Nasional

Sistem Pendidikan Nasional Tak Otomatis Serap Gen Z ke Lapangan Kerja 

Kam, 2 Mei 2024 | 19:00 WIB

Sistem Pendidikan Nasional Tak Otomatis Serap Gen Z ke Lapangan Kerja 

Ilustrasi luluusan perguruan tinggi (Foto: Freepik)

Jakarta, NU Online
Berdasarkan Badan Pusat Statistik (BPS), jumlah Tingkat Pengangguran Terbuka (TPT) penduduk Indonesia usia 15-24 tahun merupakan tertinggi, mencapai 19,40 persen. 


Usia mereka berada pada kategori Gen Z yang beberapa tahun sebelumnya atau saat ini masih berada dalam sistem pendidikan nasional di Sekolah Menengah Atas atau perguruan tinggi.


Rektor Universitas Nahdlatul Ulama Indonesia (UNUSIA) Juri Ardiantoro mengomentari tentang pengangguran pada kalangan Gen Z dan ketidaksiapan bonus demografi Indonesia. 


“Wajar jika pengangguran itu dari kelompok umur 15-24 karena mereka adalah kelompok umur terendah dari jumlah penduduk usia produktif. ⁠Itu artinya pengangguran bisa berasal dari kelompok lulusan Sekolah Dasar (SD) sampai perguruan tinggi,” ungkapnya, Kamis (2/5/2024).


Dengan demikian, menurutnya, lulusan SMA dan perguruan tinggi saat ini tidak langsung siap bekerja atau tidak otomatis terserap di dunia kerja.

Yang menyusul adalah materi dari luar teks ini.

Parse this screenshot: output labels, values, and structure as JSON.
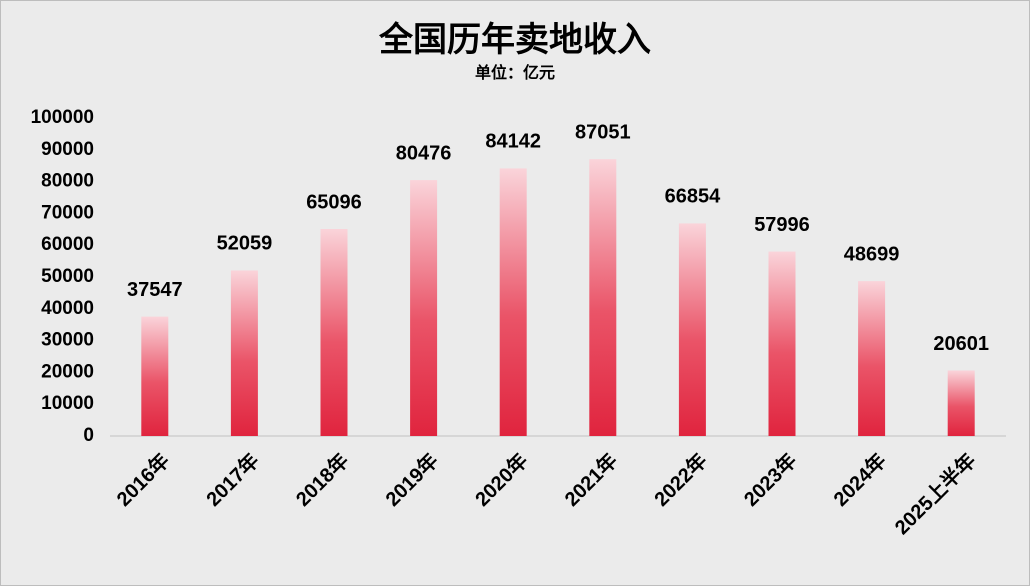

Oleh karena itu, dia berpendapat, Gen Z harus membuat lapangan kerja sendiri daripada mencari kerja. 


“Maka solusinya adalah tidak saja memperbanyak lapangan kerja baru untuk menyerap mereka, tapi menyiapkan Gen Z untuk membuat lapangan kerja baru, bukan mencari kerja,” tutupnya.


Dekan Fakultas Hukum UNUSIA Muhammad Afifi berpendapat, pendidikan dan pengangguran merupakan permasalahan bersama, bukan kesalahan satu pihak.  


“Namun juga orientasi pendidikan yang harus kembali ke khittahnya, yaitu mencetak warga negara yang beriman, bertakwa, dan mandiri,” tuturnya.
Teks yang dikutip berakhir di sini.